All provisions of the bill would take effect within six months of enactment.

Thermal Networks

The Utility Thermal Energy Network and Jobs Act (S9422) would change the definition of New York’s electric and gas utilities so they can own and operate thermal energy networks and supply thermal energy to consumers. It would also direct the Public Service Commission to initiate a proceeding within three months of the bill’s enactment to advance development of thermal networks to meet the GHG emissions and equity goals of the CLCPA.

Utilities would have three months from enactment to propose at least one, and up to five, thermal network pilot projects, ensuring at least one pilot per territory is within a disadvantaged community.

Thermal energy, as defined in the bill, refers to piped, noncombustible fluids that transfer heat in and out of a building to eliminate GHG emissions of heating and cooling processes. A thermal network would be defined as the infrastructure that supports a utility-scale project that supplies thermal energy.

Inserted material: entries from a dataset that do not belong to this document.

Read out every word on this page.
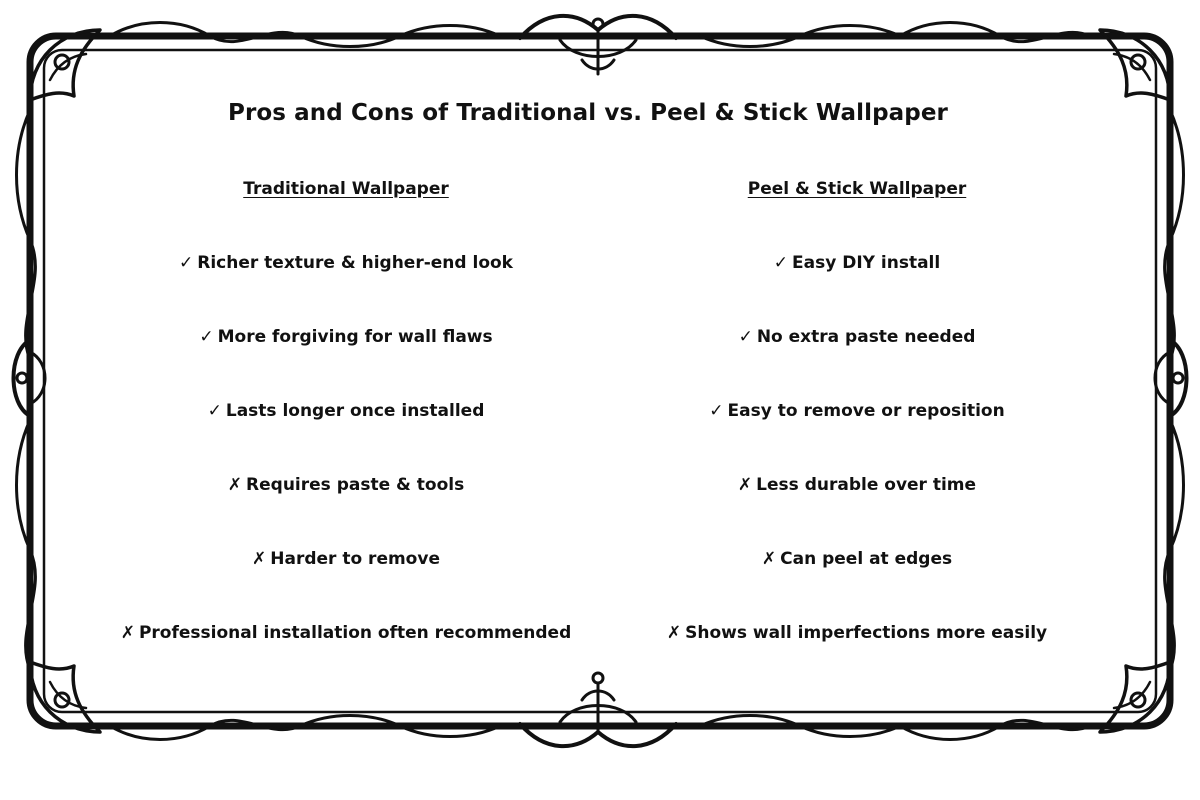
Pros and Cons of Traditional vs. Peel & Stick Wallpaper
Traditional Wallpaper
✓ Richer texture & higher-end look
✓ More forgiving for wall flaws
✓ Lasts longer once installed
✗ Requires paste & tools
✗ Harder to remove
✗ Professional installation often recommended
Peel & Stick Wallpaper
✓ Easy DIY install
✓ No extra paste needed
✓ Easy to remove or reposition
✗ Less durable over time
✗ Can peel at edges
✗ Shows wall imperfections more easily
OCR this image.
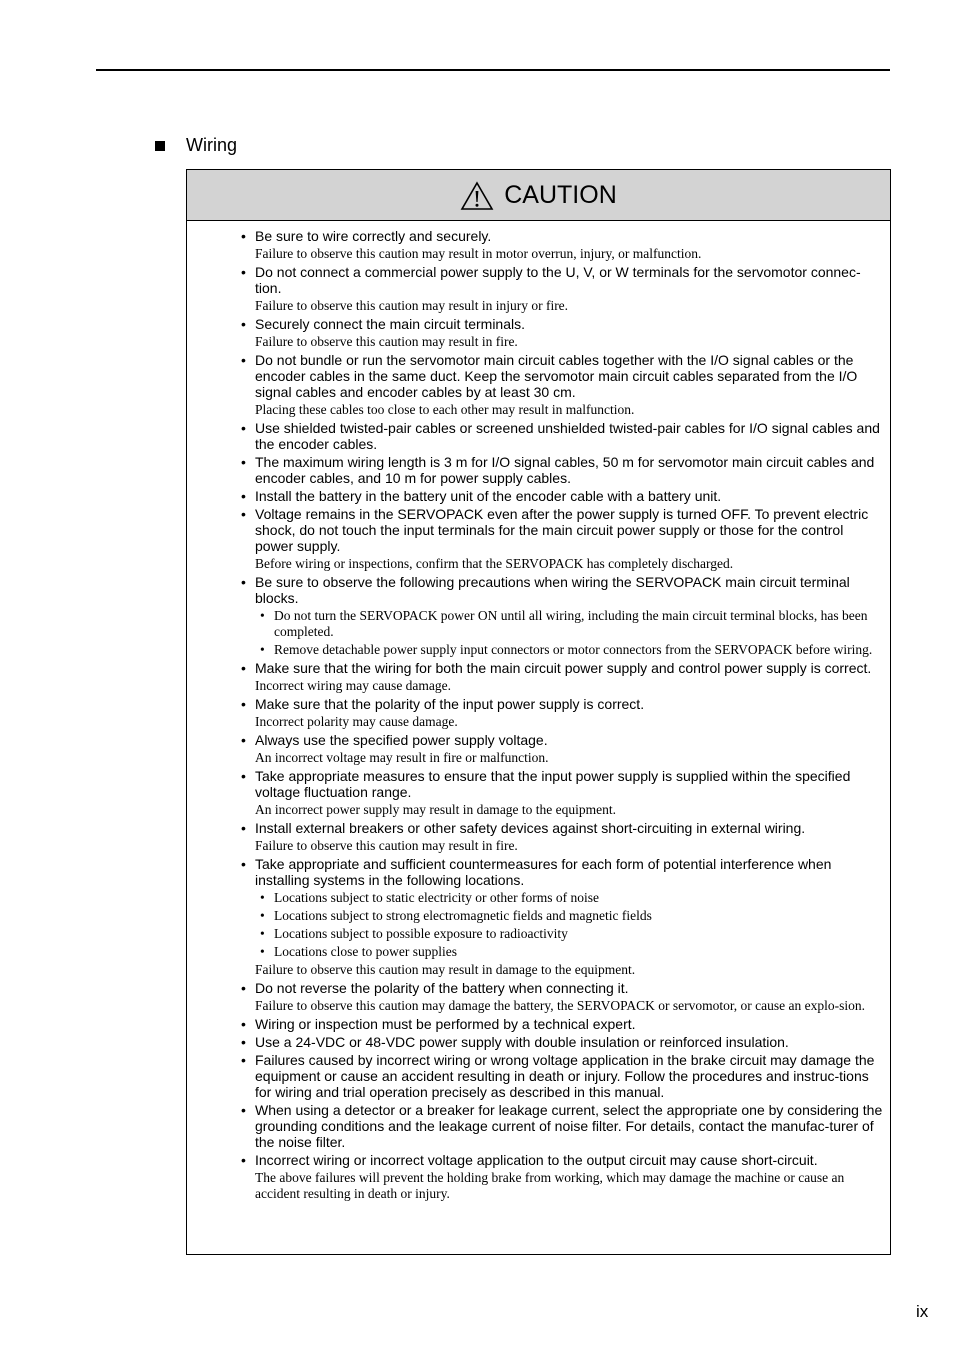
Wiring
CAUTION
• Be sure to wire correctly and securely.
Failure to observe this caution may result in motor overrun, injury, or malfunction.
• Do not connect a commercial power supply to the U, V, or W terminals for the servomotor connec-tion.
Failure to observe this caution may result in injury or fire.
• Securely connect the main circuit terminals.
Failure to observe this caution may result in fire.
• Do not bundle or run the servomotor main circuit cables together with the I/O signal cables or the encoder cables in the same duct. Keep the servomotor main circuit cables separated from the I/O signal cables and encoder cables by at least 30 cm.
Placing these cables too close to each other may result in malfunction.
• Use shielded twisted-pair cables or screened unshielded twisted-pair cables for I/O signal cables and the encoder cables.
• The maximum wiring length is 3 m for I/O signal cables, 50 m for servomotor main circuit cables and encoder cables, and 10 m for power supply cables.
• Install the battery in the battery unit of the encoder cable with a battery unit.
• Voltage remains in the SERVOPACK even after the power supply is turned OFF. To prevent electric shock, do not touch the input terminals for the main circuit power supply or those for the control power supply.
Before wiring or inspections, confirm that the SERVOPACK has completely discharged.
• Be sure to observe the following precautions when wiring the SERVOPACK main circuit terminal blocks.
• Do not turn the SERVOPACK power ON until all wiring, including the main circuit terminal blocks, has been completed.
• Remove detachable power supply input connectors or motor connectors from the SERVOPACK before wiring.
• Make sure that the wiring for both the main circuit power supply and control power supply is correct.
Incorrect wiring may cause damage.
• Make sure that the polarity of the input power supply is correct.
Incorrect polarity may cause damage.
• Always use the specified power supply voltage.
An incorrect voltage may result in fire or malfunction.
• Take appropriate measures to ensure that the input power supply is supplied within the specified voltage fluctuation range.
An incorrect power supply may result in damage to the equipment.
• Install external breakers or other safety devices against short-circuiting in external wiring.
Failure to observe this caution may result in fire.
• Take appropriate and sufficient countermeasures for each form of potential interference when installing systems in the following locations.
• Locations subject to static electricity or other forms of noise
• Locations subject to strong electromagnetic fields and magnetic fields
• Locations subject to possible exposure to radioactivity
• Locations close to power supplies
Failure to observe this caution may result in damage to the equipment.
• Do not reverse the polarity of the battery when connecting it.
Failure to observe this caution may damage the battery, the SERVOPACK or servomotor, or cause an explo-sion.
• Wiring or inspection must be performed by a technical expert.
• Use a 24-VDC or 48-VDC power supply with double insulation or reinforced insulation.
• Failures caused by incorrect wiring or wrong voltage application in the brake circuit may damage the equipment or cause an accident resulting in death or injury. Follow the procedures and instruc-tions for wiring and trial operation precisely as described in this manual.
• When using a detector or a breaker for leakage current, select the appropriate one by considering the grounding conditions and the leakage current of noise filter. For details, contact the manufac-turer of the noise filter.
• Incorrect wiring or incorrect voltage application to the output circuit may cause short-circuit.
The above failures will prevent the holding brake from working, which may damage the machine or cause an accident resulting in death or injury.
ix
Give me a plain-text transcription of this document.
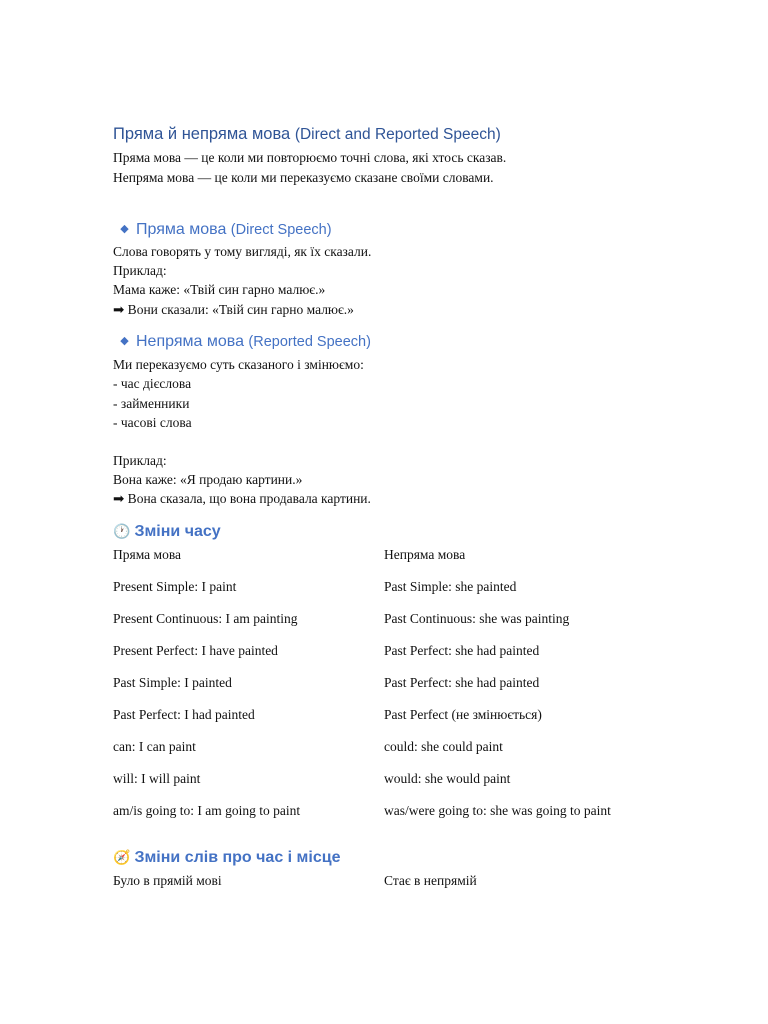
Пряма й непряма мова (Direct and Reported Speech)
Пряма мова — це коли ми повторюємо точні слова, які хтось сказав.
Непряма мова — це коли ми переказуємо сказане своїми словами.
◆ Пряма мова (Direct Speech)
Слова говорять у тому вигляді, як їх сказали.
Приклад:
Мама каже: «Твій син гарно малює.»
➡ Вони сказали: «Твій син гарно малює.»
◆ Непряма мова (Reported Speech)
Ми переказуємо суть сказаного і змінюємо:
- час дієслова
- займенники
- часові слова
Приклад:
Вона каже: «Я продаю картини.»
➡ Вона сказала, що вона продавала картини.
🕐 Зміни часу
Пряма мова	Непряма мова
Present Simple: I paint	Past Simple: she painted
Present Continuous: I am painting	Past Continuous: she was painting
Present Perfect: I have painted	Past Perfect: she had painted
Past Simple: I painted	Past Perfect: she had painted
Past Perfect: I had painted	Past Perfect (не змінюється)
can: I can paint	could: she could paint
will: I will paint	would: she would paint
am/is going to: I am going to paint	was/were going to: she was going to paint
🧭 Зміни слів про час і місце
Було в прямій мові	Стає в непрямій
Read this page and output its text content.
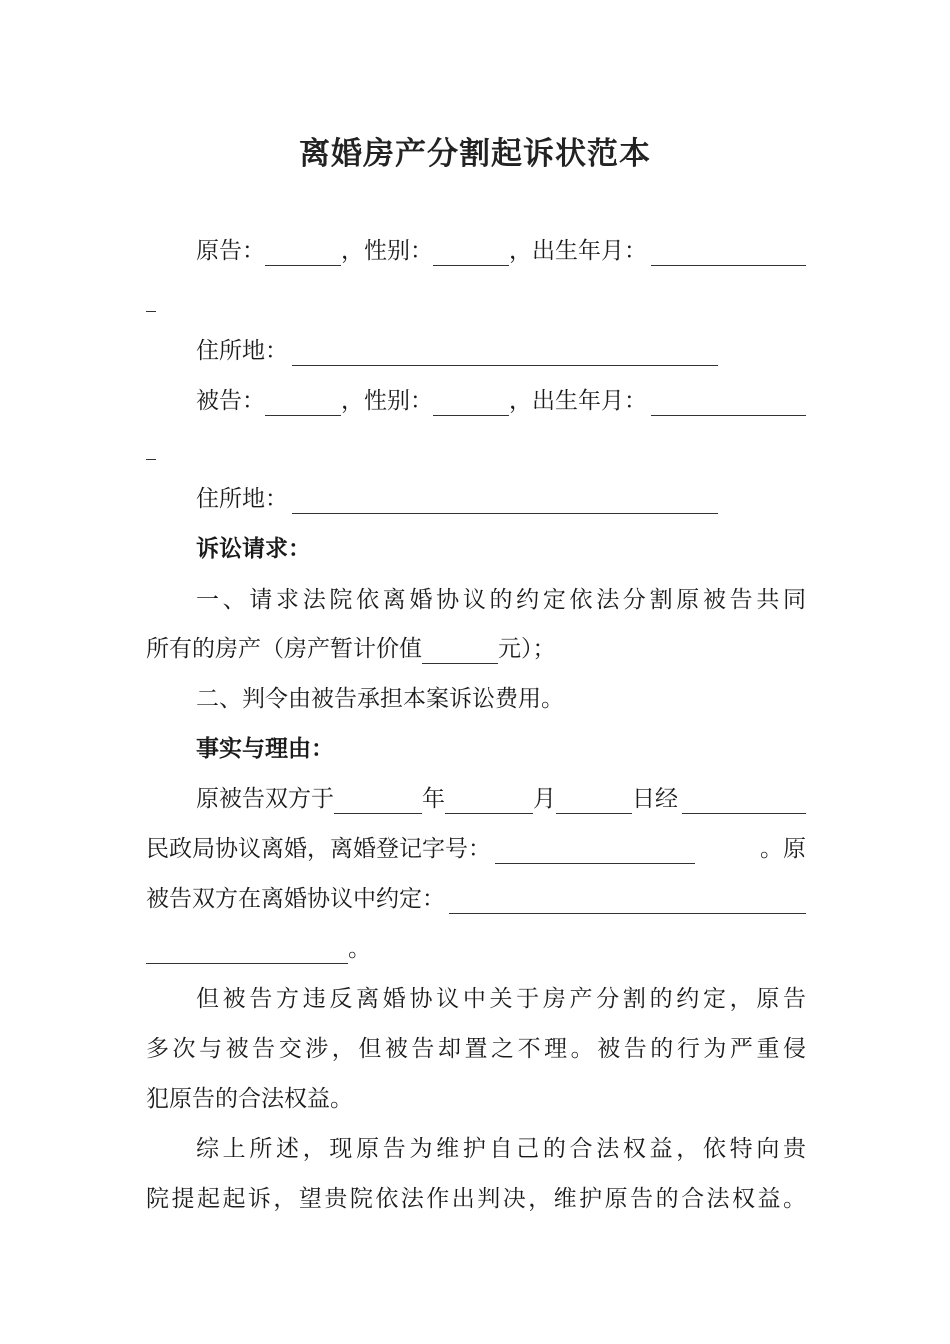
离婚房产分割起诉状范本
原告：	，性别：	，出生年月：
住所地：
被告：	，性别：	，出生年月：
住所地：
诉讼请求：
一、请求法院依离婚协议的约定依法分割原被告共同
所有的房产（房产暂计价值	元）；
二、判令由被告承担本案诉讼费用。
事实与理由：
原被告双方于	年	月	日经
民政局协议离婚，离婚登记字号：	。原
被告双方在离婚协议中约定：
。
但被告方违反离婚协议中关于房产分割的约定，原告
多次与被告交涉，但被告却置之不理。被告的行为严重侵
犯原告的合法权益。
综上所述，现原告为维护自己的合法权益，依特向贵
院提起起诉，望贵院依法作出判决，维护原告的合法权益。
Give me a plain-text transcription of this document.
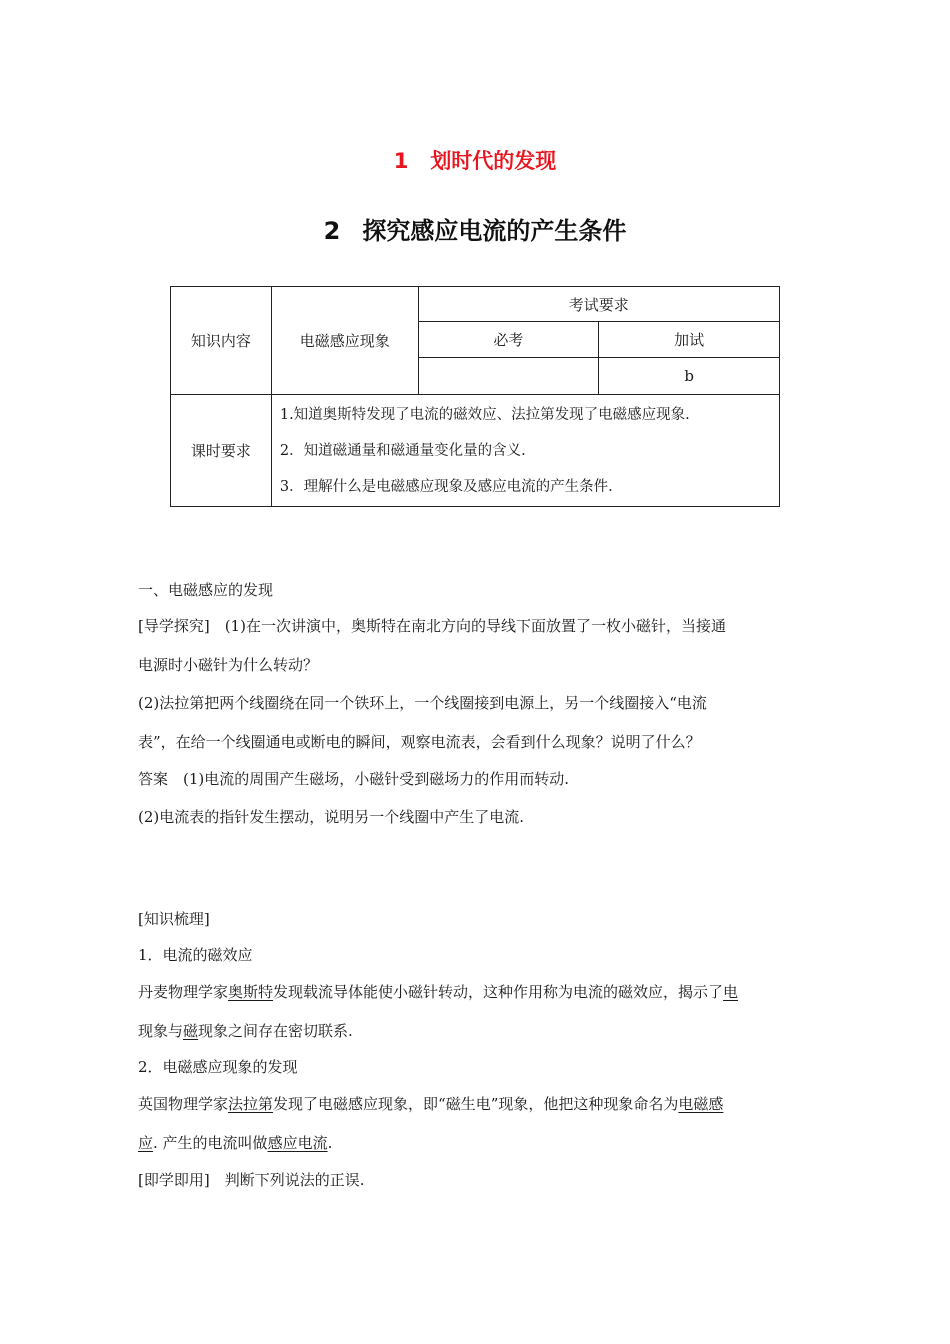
1 划时代的发现
2 探究感应电流的产生条件
知识内容	电磁感应现象	考试要求	
		必考	加试
			b
课时要求	1.知道奥斯特发现了电流的磁效应、法拉第发现了电磁感应现象.
2．知道磁通量和磁通量变化量的含义.
3．理解什么是电磁感应现象及感应电流的产生条件.		
一、电磁感应的发现
[导学探究]　(1)在一次讲演中，奥斯特在南北方向的导线下面放置了一枚小磁针，当接通
电源时小磁针为什么转动？
(2)法拉第把两个线圈绕在同一个铁环上，一个线圈接到电源上，另一个线圈接入“电流
表”，在给一个线圈通电或断电的瞬间，观察电流表，会看到什么现象？说明了什么？
答案　(1)电流的周围产生磁场，小磁针受到磁场力的作用而转动.
(2)电流表的指针发生摆动，说明另一个线圈中产生了电流.
[知识梳理]
1．电流的磁效应
丹麦物理学家奥斯特发现载流导体能使小磁针转动，这种作用称为电流的磁效应，揭示了电
现象与磁现象之间存在密切联系.
2．电磁感应现象的发现
英国物理学家法拉第发现了电磁感应现象，即“磁生电”现象，他把这种现象命名为电磁感
应. 产生的电流叫做感应电流.
[即学即用]　判断下列说法的正误.
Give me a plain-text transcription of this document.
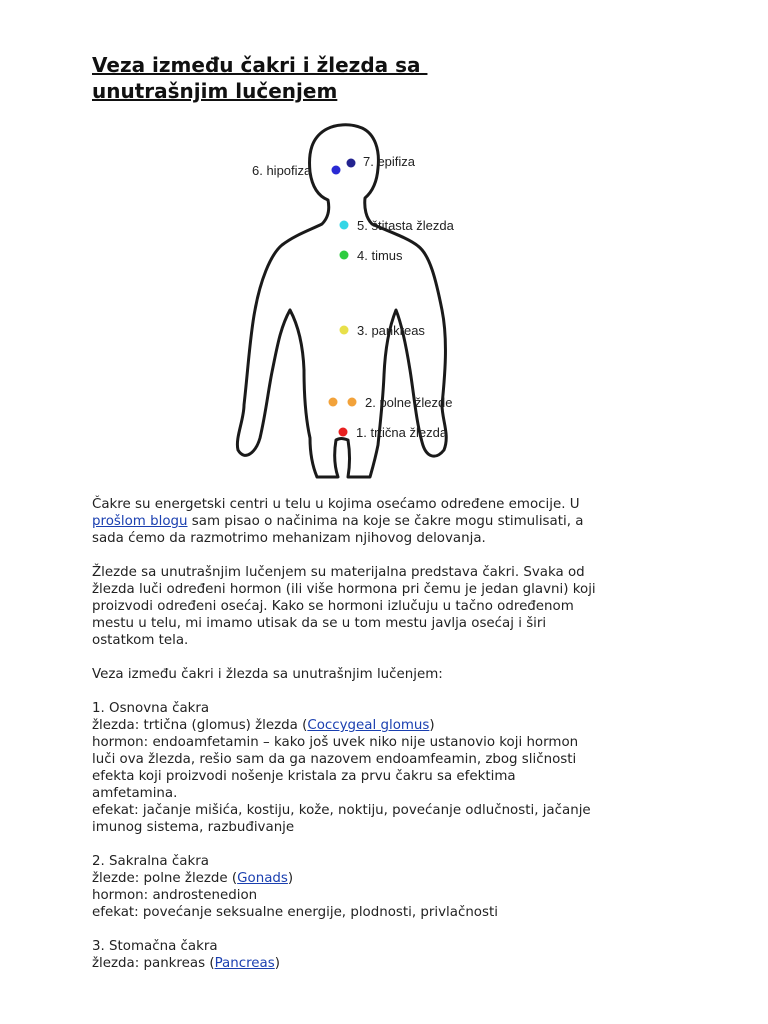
Veza između čakri i žlezda sa
unutrašnjim lučenjem
6. hipofiza
7. epifiza
5. štitasta žlezda
4. timus
3. pankreas
2. polne žlezde
1. trtična žlezda

Čakre su energetski centri u telu u kojima osećamo određene emocije. U
prošlom blogu sam pisao o načinima na koje se čakre mogu stimulisati, a
sada ćemo da razmotrimo mehanizam njihovog delovanja.

Žlezde sa unutrašnjim lučenjem su materijalna predstava čakri. Svaka od
žlezda luči određeni hormon (ili više hormona pri čemu je jedan glavni) koji
proizvodi određeni osećaj. Kako se hormoni izlučuju u tačno određenom
mestu u telu, mi imamo utisak da se u tom mestu javlja osećaj i širi
ostatkom tela.

Veza između čakri i žlezda sa unutrašnjim lučenjem:

1. Osnovna čakra
žlezda: trtična (glomus) žlezda (Coccygeal glomus)
hormon: endoamfetamin – kako još uvek niko nije ustanovio koji hormon
luči ova žlezda, rešio sam da ga nazovem endoamfeamin, zbog sličnosti
efekta koji proizvodi nošenje kristala za prvu čakru sa efektima
amfetamina.
efekat: jačanje mišića, kostiju, kože, noktiju, povećanje odlučnosti, jačanje
imunog sistema, razbuđivanje

2. Sakralna čakra
žlezde: polne žlezde (Gonads)
hormon: androstenedion
efekat: povećanje seksualne energije, plodnosti, privlačnosti

3. Stomačna čakra
žlezda: pankreas (Pancreas)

Another provision of the bill seeks to support utility workers potentially affected by the downsizing of the gas system, with a priority placed on their transition for the operations and maintenance of thermal networks.

The Building Decarbonization Coalition, together with a group of union organizations and climate advocates, applauded passage of the act and called on Hochul to “act quickly” to sign the bill. The bill would take effect immediately.

Crypto Mining

A bill (A07389) that would amend New York’s environmental conservation law seeks to place a temporary moratorium on cryptocurrency mining operations that use an authentication method called proof-of-work (PoW) to validate blockchain transactions.

The PoW method uses substantial amounts of energy because of the high level of computations necessary for the process. Large cryptocurrency mining operations have sprung up around the PoW methodology, including some in New York, and the increase has prompted concerns about the associated energy use potentially preventing the state from meeting its GHG emission reduction targets.

Annual global energy use for PoW authentication is equivalent to that of Sweden, according to the legislature’s bill analysis.

For two years from the bill’s enactment, New York environmental regulators would not be able to issue an air permit to a fossil fuel-fired power plant that provides electricity for PoW cryptocurrency mining. They also would not be able to renew an air permit for a facility that plans to increase electricity supply for PoW mining.

To help the state understand the effects of PoW mining on energy use and the environment, the Department of Environmental Conservation would develop a generic environmental impact statement for the cryptocurrency operations in the state.

While environmental advocates applauded passage of the legislation, the Blockchain Association called it “misguided” in a tweet Friday. “We encourage all pro-tech New Yorkers to make their voices heard and ask the governor to veto” the bill, it said.